Ainsi, à la fin de cette année 1800, la confiance du duc de Berry dans l'heureuse issue des négociations qui doivent assurer son bonheur n'est pas ébranlée. Quant à celle de Louis XVIII, loin de s'affaiblir, elle s'accroît tous les jours. Elle l'aide à supporter les amères déceptions que lui cause la conduite versatile, de moins en moins bienveillante, de l'empereur Paul Ier à son égard, et qui empoisonnent trop souvent son exil à Mitau.

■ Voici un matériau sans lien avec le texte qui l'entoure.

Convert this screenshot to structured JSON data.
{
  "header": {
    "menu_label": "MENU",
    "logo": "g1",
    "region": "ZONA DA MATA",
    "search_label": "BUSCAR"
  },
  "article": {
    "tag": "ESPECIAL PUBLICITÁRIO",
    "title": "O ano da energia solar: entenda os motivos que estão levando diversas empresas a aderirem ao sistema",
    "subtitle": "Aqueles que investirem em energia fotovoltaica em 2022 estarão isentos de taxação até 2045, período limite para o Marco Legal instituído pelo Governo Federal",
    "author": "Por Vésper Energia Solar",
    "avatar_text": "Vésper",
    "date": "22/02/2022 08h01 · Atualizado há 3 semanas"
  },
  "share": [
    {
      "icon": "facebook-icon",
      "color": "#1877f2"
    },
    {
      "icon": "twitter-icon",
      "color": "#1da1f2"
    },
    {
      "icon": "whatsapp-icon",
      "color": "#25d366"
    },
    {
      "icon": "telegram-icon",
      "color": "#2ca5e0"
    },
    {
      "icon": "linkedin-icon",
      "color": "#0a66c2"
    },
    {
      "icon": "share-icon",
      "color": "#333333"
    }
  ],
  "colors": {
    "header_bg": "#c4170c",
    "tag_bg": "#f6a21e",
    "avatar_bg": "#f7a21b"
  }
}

À cette époque, la reine, depuis plusieurs mois, a quitté la Russie. Sa santé chancelante a décidé ses médecins à lui ordonner les eaux de Pyrmont, en Allemagne, et comme elle devra y faire au moins deux saisons, et qu'entre les deux elle ne pourrait revenir à Mitau sans s'exposer à des fatigues qu'elle n'est pas en état de supporter, il a été convenu qu'elle n'y reviendra que pendant l'été de 1801. Elle devra à cette circonstance d'échapper aux dures épreuves qui s'amassent, dès ce moment, sur la tête du roi. Le comte de Saint-Priest y échappera aussi. Il avait besoin de repos; le roi a consenti à le laisser partir pour la Suède, et il prépare son départ. Ce n'est pas le seul changement survenu dans le personnel politique qu'emploie Louis XVIII. Le maréchal de Castries est mort à Brunswick au mois de janvier, après avoir donné à son maître les marques d'un inlassable dévouement, et à Londres, une grave maladie a obligé le duc d'Harcourt à céder provisoirement au duc de Duras la direction des affaires dont il est chargé.